Don't expect Brandon Weeden to sit for long. The Cleveland Browns didn't spend the 22nd overall pick on a 28-year-old quarterback to have him watch the field from a distance.
Here in May, Mike Holmgren won't publicly anoint his starter, but reading between the lines, Colt McCoy needs to set the house on fire to upstage his rookie competition.
"We didn't draft Weeden -- I mean, because of his age -- he can't sit and watch for two or three years, but he's got to prove it," Holmgren, the Browns' president, said Wednesday on ESPN's "Mike and Mike" radio show. "How that will play out ... we're not forcing that at all."
It coincides with Holmgren's comments to a Cleveland radio station Tuesday:
"We drafted a young quarterback that we think can come in and play right away, but we're not just going to hand him the football," Holmgren told WKRK-FM, via The Plain Dealer. "I still love Colt McCoy (but) we had a chance to get a mature quarterback who has a chance to come in and contribute right away. Whether that happens or not we have to let it play out.

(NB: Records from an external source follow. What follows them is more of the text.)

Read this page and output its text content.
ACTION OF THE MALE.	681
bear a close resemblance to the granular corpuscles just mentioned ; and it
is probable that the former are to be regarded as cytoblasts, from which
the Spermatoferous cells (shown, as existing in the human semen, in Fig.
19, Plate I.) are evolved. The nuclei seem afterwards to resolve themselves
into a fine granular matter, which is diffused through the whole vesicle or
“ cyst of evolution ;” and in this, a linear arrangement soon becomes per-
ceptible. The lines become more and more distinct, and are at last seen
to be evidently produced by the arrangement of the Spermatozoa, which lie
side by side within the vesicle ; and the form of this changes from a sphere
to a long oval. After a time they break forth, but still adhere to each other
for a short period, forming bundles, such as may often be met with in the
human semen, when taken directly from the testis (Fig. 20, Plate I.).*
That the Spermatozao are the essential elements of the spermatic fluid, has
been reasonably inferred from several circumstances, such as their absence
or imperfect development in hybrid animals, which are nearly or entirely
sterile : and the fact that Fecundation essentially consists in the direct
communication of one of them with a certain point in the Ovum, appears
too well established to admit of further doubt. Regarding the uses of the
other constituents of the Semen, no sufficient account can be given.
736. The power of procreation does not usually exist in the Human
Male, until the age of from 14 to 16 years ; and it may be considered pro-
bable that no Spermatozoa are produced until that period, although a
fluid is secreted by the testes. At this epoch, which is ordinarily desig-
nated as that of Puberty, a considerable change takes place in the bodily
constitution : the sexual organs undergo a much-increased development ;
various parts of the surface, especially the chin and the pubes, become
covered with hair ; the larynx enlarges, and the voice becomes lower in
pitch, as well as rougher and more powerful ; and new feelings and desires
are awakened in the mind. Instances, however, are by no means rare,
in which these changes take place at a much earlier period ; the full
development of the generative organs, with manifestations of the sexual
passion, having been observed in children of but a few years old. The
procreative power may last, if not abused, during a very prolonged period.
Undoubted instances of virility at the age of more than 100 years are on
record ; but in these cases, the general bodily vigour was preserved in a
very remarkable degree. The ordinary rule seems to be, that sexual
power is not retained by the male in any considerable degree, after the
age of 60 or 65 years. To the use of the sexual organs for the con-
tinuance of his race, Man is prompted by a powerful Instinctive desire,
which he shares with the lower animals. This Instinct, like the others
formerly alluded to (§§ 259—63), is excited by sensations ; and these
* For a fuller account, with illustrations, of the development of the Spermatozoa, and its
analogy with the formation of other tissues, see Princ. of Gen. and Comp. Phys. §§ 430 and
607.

"We have to let them compete. We have to let them play and see what happens. The fact that we drafted him so high means that we like him, but we also like Colt McCoy and we like Seneca (Wallace) as well."
Holmgren has maintained the Browns will continue to draft quarterbacks until they find a franchise passer -- and they'll keep drafting quarterbacks once they do. You're dead on arrival in the AFC North, much less beyond, without an elite player at the position.
Here we are a decade-plus into this experiment known as the "new Browns," and the heat is dialed up high in Cleveland. Weeden will play sooner rather than later.